Beitragvon hotteines » Sonntag 15. April 2018, 20:25

Hallo,

ich dachte, ich gebe mal ein Update, sind ja jetzt seit November einige Monate vergangen und ich habe anfangs immer mal wieder zwischen Trekker und Marakesh gewechselt. Optisch widerspricht der Trekker definitiv all dem, was ich über die korrekte Lage von Sätteln weiß, also er liegt auf der Schulter und für meinen Geschmack optisch zu viel auf kleinem Pferd, wobei meins glücklicherweise die letzte Rippe sehr weit hinten hat. Aber Frau Pferd garstet sogut wie gar nicht mehr beim Satteln, das gab es in den über 10 Jahren, die ich sie kenne, niemals. Und trotz Winterfell schubbert nix im hinteren Bereich der Decke. Das gabs auch noch bei keinem Sattel vorher. Also ich habe dann zwei Monate nur Trekker benutzt. Dann mal wieder probehalber Marakesh, das Beißen beim Satteln war wieder da und verstrubbeltes Fell am Satteldeckenende.

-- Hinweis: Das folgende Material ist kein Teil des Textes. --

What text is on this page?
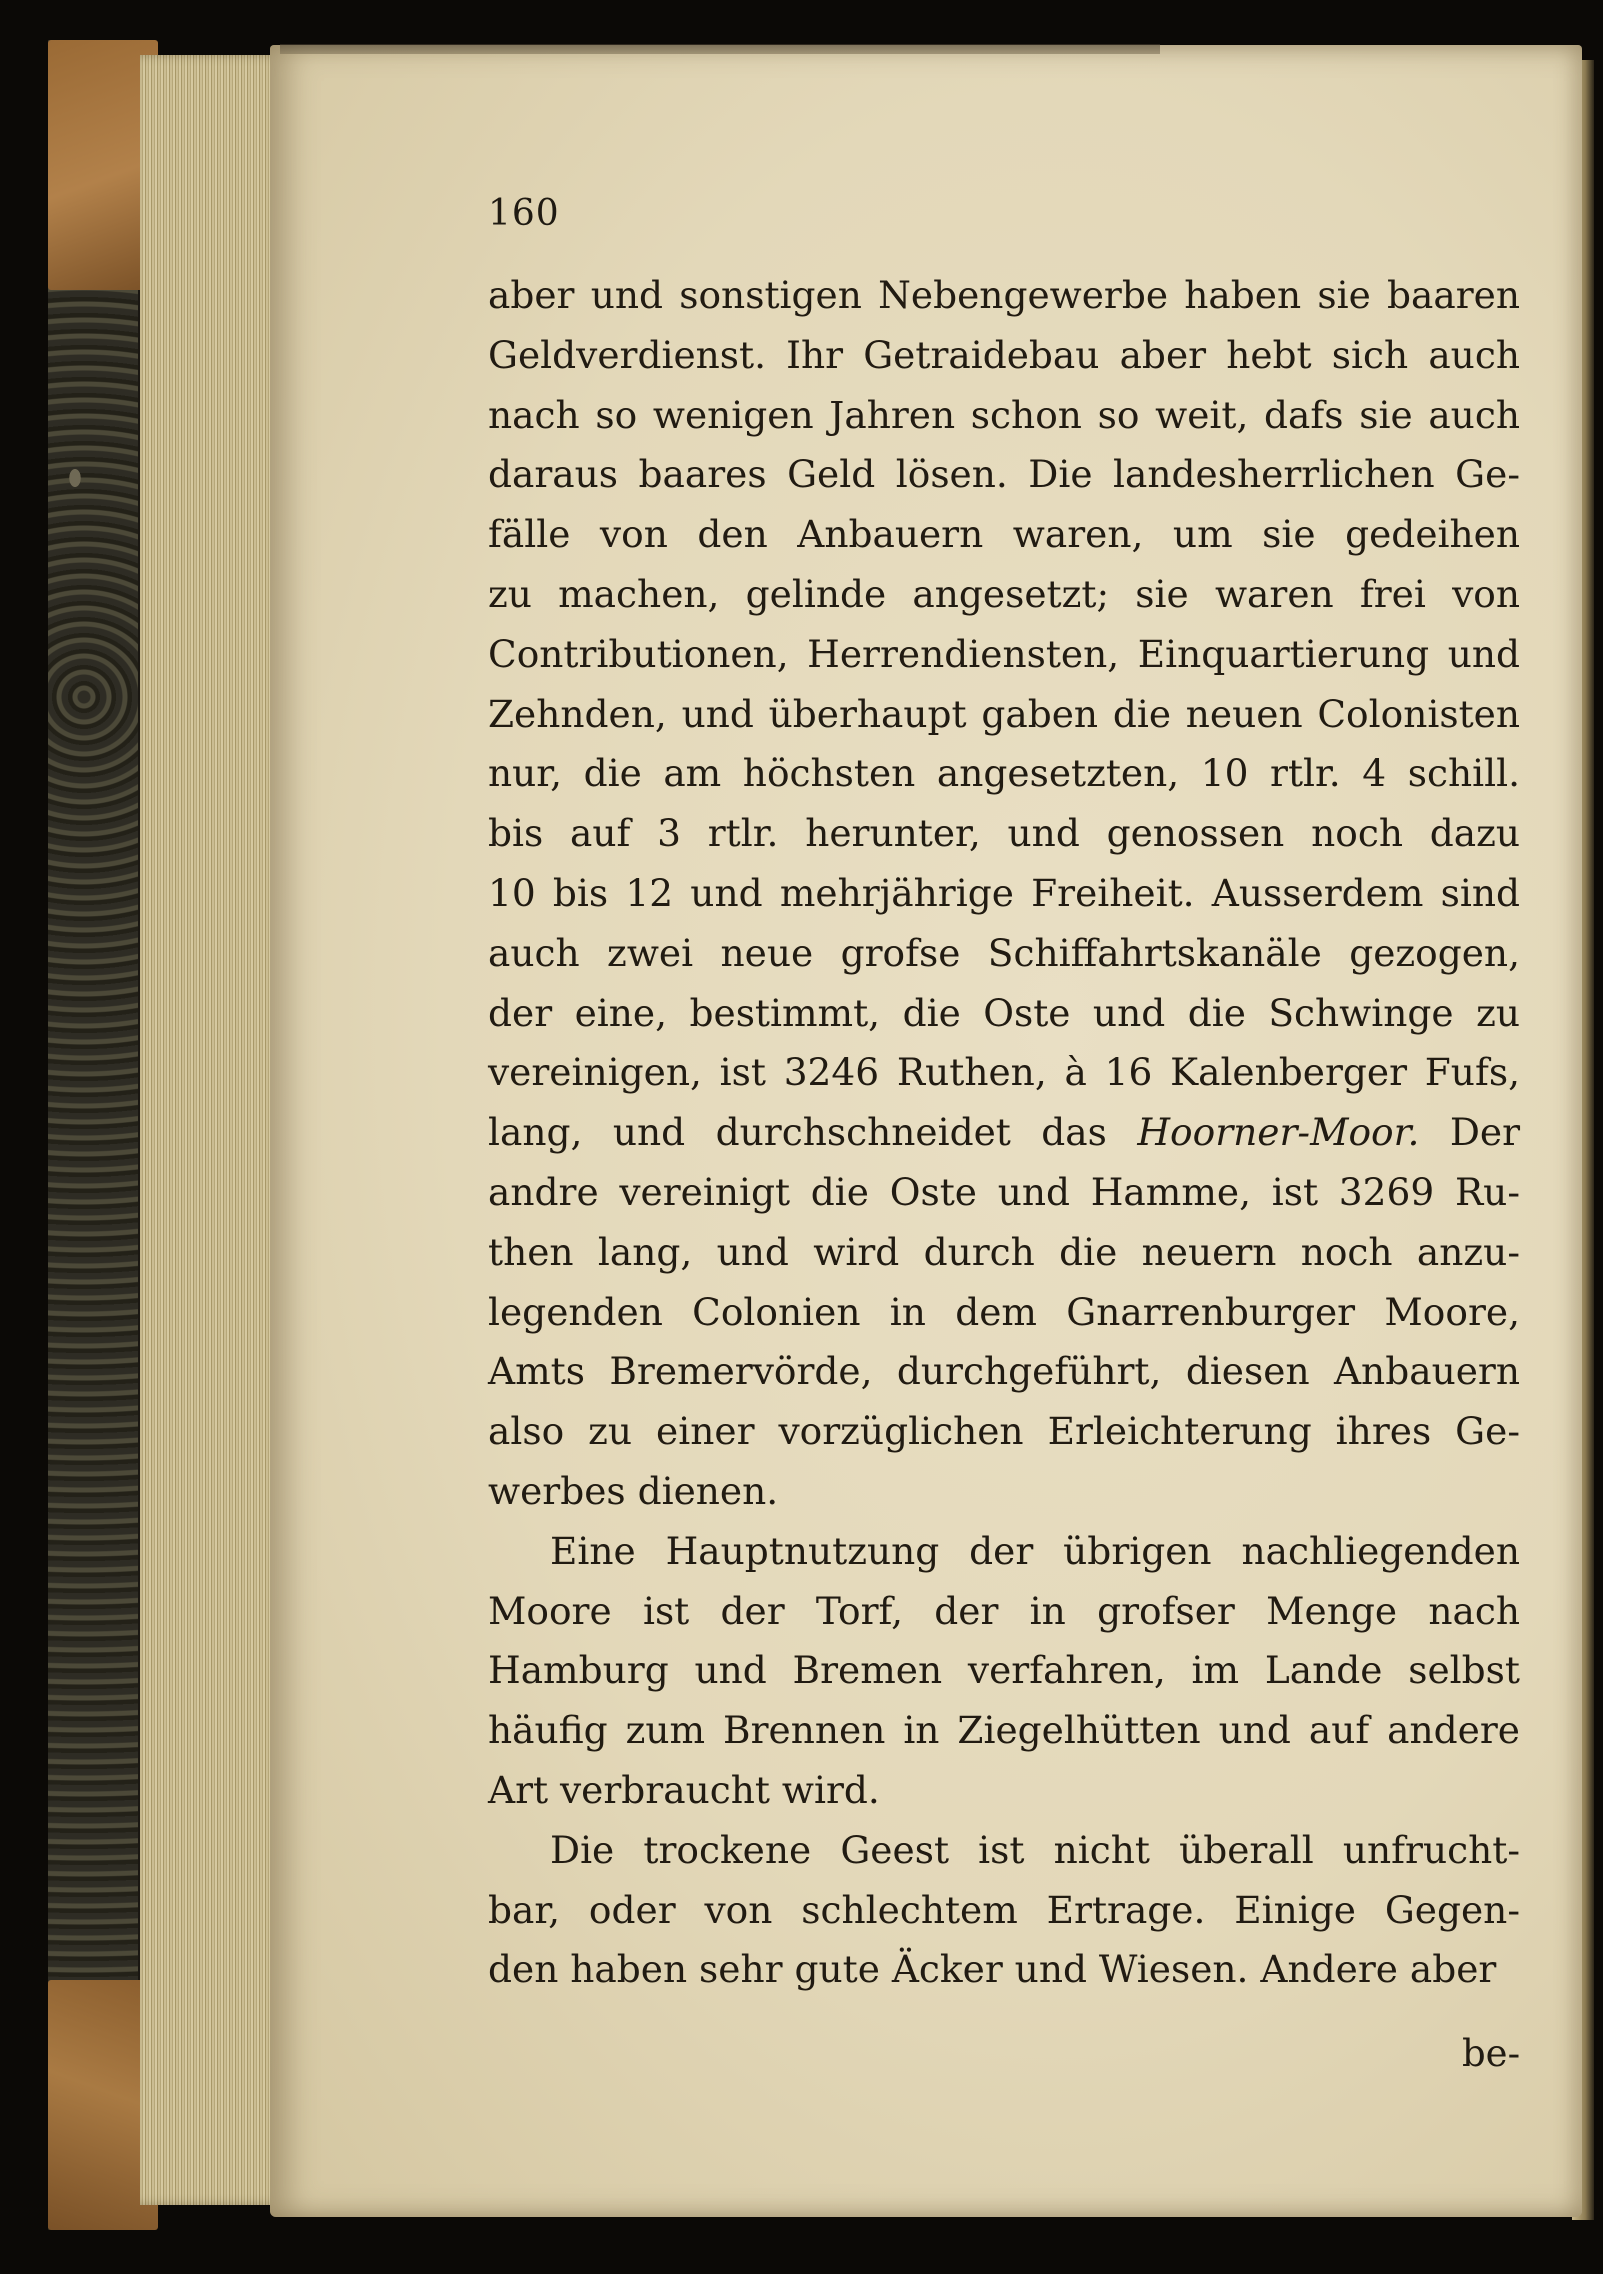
160

aber und sonstigen Nebengewerbe haben sie baaren
Geldverdienst. Ihr Getraidebau aber hebt sich auch
nach so wenigen Jahren schon so weit, dafs sie auch
daraus baares Geld lösen. Die landesherrlichen Ge-
fälle von den Anbauern waren, um sie gedeihen
zu machen, gelinde angesetzt; sie waren frei von
Contributionen, Herrendiensten, Einquartierung und
Zehnden, und überhaupt gaben die neuen Colonisten
nur, die am höchsten angesetzten, 10 rtlr. 4 schill.
bis auf 3 rtlr. herunter, und genossen noch dazu
10 bis 12 und mehrjährige Freiheit. Ausserdem sind
auch zwei neue grofse Schiffahrtskanäle gezogen,
der eine, bestimmt, die Oste und die Schwinge zu
vereinigen, ist 3246 Ruthen, à 16 Kalenberger Fufs,
lang, und durchschneidet das Hoorner-Moor. Der
andre vereinigt die Oste und Hamme, ist 3269 Ru-
then lang, und wird durch die neuern noch anzu-
legenden Colonien in dem Gnarrenburger Moore,
Amts Bremervörde, durchgeführt, diesen Anbauern
also zu einer vorzüglichen Erleichterung ihres Ge-
werbes dienen.

Eine Hauptnutzung der übrigen nachliegenden
Moore ist der Torf, der in grofser Menge nach
Hamburg und Bremen verfahren, im Lande selbst
häufig zum Brennen in Ziegelhütten und auf andere
Art verbraucht wird.

Die trockene Geest ist nicht überall unfrucht-
bar, oder von schlechtem Ertrage. Einige Gegen-
den haben sehr gute Äcker und Wiesen. Andere aber

be-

Alles in Allem kann ich es nach wie vor nicht glauben und behalte den Marakesh weiterhin im Keller, aber ich bin wirklich glücklich, dass ich scheinbar ein Trekker-Modell gefunden habe, was für uns die Wollmilchsau ist. Aus der Erfahrung mit mehreren Trekker-Testen kann ich auch sagen, dass sie meiner Meinung nach alle einen Ticken unterschiedlich sind. Also ruhig mal durchprobieren. Ich habe sie bisher nie mit Verlust weiter verkauft.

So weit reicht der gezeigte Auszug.